The French Revolution of 1789 spurred a great fear among the leading powers in Europe. The Revolution instilled great fear of the lower classes violently rising against the Old Regime.

Varying Perspectives

The Concert was divided throughout by the differing ideological perspectives of its principal participants. While the Continental powers sought to maintain the political status quo in western and central Europe to the extent of armed intervention against revolutionary outbreaks which might threaten conservative order, British statesmen from the 1820s pursued a less reactionary policy, notably in opposing any threat to the revolutions against Spanish and Portuguese rule in Latin America. Britain similarly stood aside from the Continental monarchies' authorization of Austrian military intervention in the 1821 Italian Carbonari insurrections and French intervention in Spain in 1823. The July Revolution of 1830 eroded the unity of the Continental powers by bringing France under a more liberal monarchy.

Results of the Concert

The Concert's principal accomplishments were the securing of the independence of Greece (1830) and Belgium (1831).
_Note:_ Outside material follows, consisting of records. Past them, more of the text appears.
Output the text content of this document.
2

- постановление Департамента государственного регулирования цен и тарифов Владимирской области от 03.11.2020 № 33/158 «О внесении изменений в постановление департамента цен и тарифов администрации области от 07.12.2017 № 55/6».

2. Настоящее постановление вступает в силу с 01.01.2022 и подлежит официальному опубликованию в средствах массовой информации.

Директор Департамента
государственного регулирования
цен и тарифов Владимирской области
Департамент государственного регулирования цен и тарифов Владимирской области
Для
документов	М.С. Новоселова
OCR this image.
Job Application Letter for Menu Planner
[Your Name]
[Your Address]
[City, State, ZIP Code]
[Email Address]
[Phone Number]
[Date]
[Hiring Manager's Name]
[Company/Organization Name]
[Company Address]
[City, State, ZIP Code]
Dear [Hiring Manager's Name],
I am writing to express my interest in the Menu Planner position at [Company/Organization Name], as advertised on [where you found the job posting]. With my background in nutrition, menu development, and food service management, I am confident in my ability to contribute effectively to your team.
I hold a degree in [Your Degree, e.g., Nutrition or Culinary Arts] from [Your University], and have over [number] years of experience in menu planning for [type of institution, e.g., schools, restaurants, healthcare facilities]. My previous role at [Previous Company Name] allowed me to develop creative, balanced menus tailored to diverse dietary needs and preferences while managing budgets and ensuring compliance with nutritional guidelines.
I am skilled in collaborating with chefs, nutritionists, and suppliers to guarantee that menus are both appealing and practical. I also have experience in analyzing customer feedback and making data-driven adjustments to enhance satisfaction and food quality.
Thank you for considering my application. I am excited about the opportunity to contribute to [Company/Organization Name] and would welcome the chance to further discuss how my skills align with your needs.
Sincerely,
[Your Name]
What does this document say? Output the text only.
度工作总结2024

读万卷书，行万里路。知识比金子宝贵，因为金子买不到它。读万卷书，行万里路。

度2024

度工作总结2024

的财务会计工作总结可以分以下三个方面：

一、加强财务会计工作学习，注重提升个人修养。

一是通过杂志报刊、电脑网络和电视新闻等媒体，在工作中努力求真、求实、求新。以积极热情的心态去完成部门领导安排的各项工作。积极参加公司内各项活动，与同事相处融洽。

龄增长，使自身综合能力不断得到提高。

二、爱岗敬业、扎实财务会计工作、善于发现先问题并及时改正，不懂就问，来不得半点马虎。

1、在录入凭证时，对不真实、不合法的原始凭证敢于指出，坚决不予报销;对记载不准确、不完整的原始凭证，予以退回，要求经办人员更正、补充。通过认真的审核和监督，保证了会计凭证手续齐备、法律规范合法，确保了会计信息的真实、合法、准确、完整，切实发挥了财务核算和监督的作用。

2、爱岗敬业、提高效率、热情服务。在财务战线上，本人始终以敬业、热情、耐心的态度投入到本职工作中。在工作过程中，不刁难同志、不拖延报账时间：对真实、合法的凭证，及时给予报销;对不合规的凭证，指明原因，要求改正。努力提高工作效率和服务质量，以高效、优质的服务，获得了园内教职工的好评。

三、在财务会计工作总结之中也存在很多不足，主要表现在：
In 1840 the powers (except France) intervened in defense of the Ottoman Empire (against which they had supported Greece) to end Egypt's eight-year occupation of Syria.

The Demise of the Concert

Fatally weakened by the European revolutionary upheavals of 1848 with their demands for revision of the Vienna frontiers along national lines, the last vestiges of the Concert expired amid successive wars between its participants - the Crimean War (1854-56), the Franco-Austrian War (1859), the Austro-Prussian War (1866) and the Franco-Prussian War (1870-71).